Hospital Criticized by Nurses for Hidden Cameras

LOS ANGELES
Published: November 22, 2004

Nurses at a hospital in Los Angeles say they have been angered by the discovery of hidden surveillance cameras installed by hospital officials in their break room and other locations. A nurse at Good Samaritan Hospital noticed wires dangling from a wall clock in the break room and discovered a pen-sized camera above the number “9,” according to a report in The Los Angeles Times.

Nurses later found 16 additional CCTV cameras hidden in clocks in lounges, a fitness center, a conference room and a pharmacy. “We feel they have violated our rights and our privacy,” the nurse who discovered the first camera, Sussette Nacorda, told the Times.

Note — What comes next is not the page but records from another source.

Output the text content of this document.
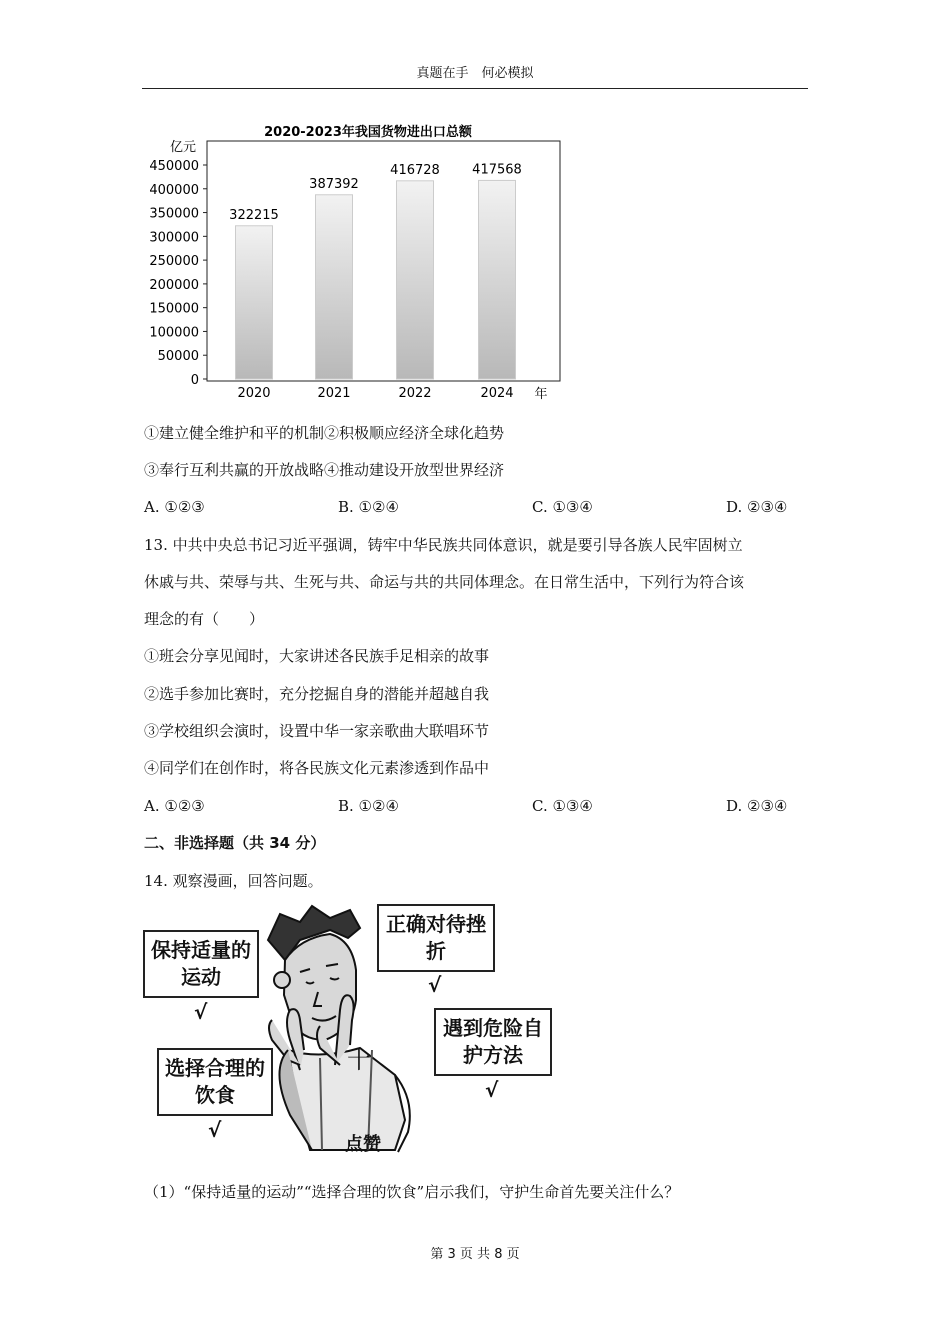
真题在手　何必模拟
2020-2023年我国货物进出口总额
亿元
450000
400000
350000
300000
250000
200000
150000
100000
50000
0
322215
2020
387392
2021
416728
2022
417568
2024 年
①建立健全维护和平的机制②积极顺应经济全球化趋势
③奉行互利共赢的开放战略④推动建设开放型世界经济
A. ①②③	B. ①②④	C. ①③④	D. ②③④
13. 中共中央总书记习近平强调，铸牢中华民族共同体意识，就是要引导各族人民牢固树立
休戚与共、荣辱与共、生死与共、命运与共的共同体理念。在日常生活中，下列行为符合该
理念的有（　　）
①班会分享见闻时，大家讲述各民族手足相亲的故事
②选手参加比赛时，充分挖掘自身的潜能并超越自我
③学校组织会演时，设置中华一家亲歌曲大联唱环节
④同学们在创作时，将各民族文化元素渗透到作品中
A. ①②③	B. ①②④	C. ①③④	D. ②③④
二、非选择题（共 34 分）
14. 观察漫画，回答问题。
十
保持适量的运动
√
正确对待挫折
√
选择合理的饮食
√
遇到危险自护方法
√
点赞
（1）“保持适量的运动”“选择合理的饮食”启示我们，守护生命首先要关注什么？
第 3 页 共 8 页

Legal experts have told SSI that cameras are legal in any environment except those where there is a “reasonable expectation of privacy.” The nurses say some of the cameras had partial views of locker rooms and a visitors’ area used by mothers to breastfeed.

The hospital says the cameras were installed after complaints by employees that their break rooms were vulnerable to burglaries. “Our goal is not at all to spy on nurses,” said the hospital’s vice president of business, Sammy Feuerlicht. The hospital adds the cameras had yet to be activated and were planned not to be until signs indicating their presence were added.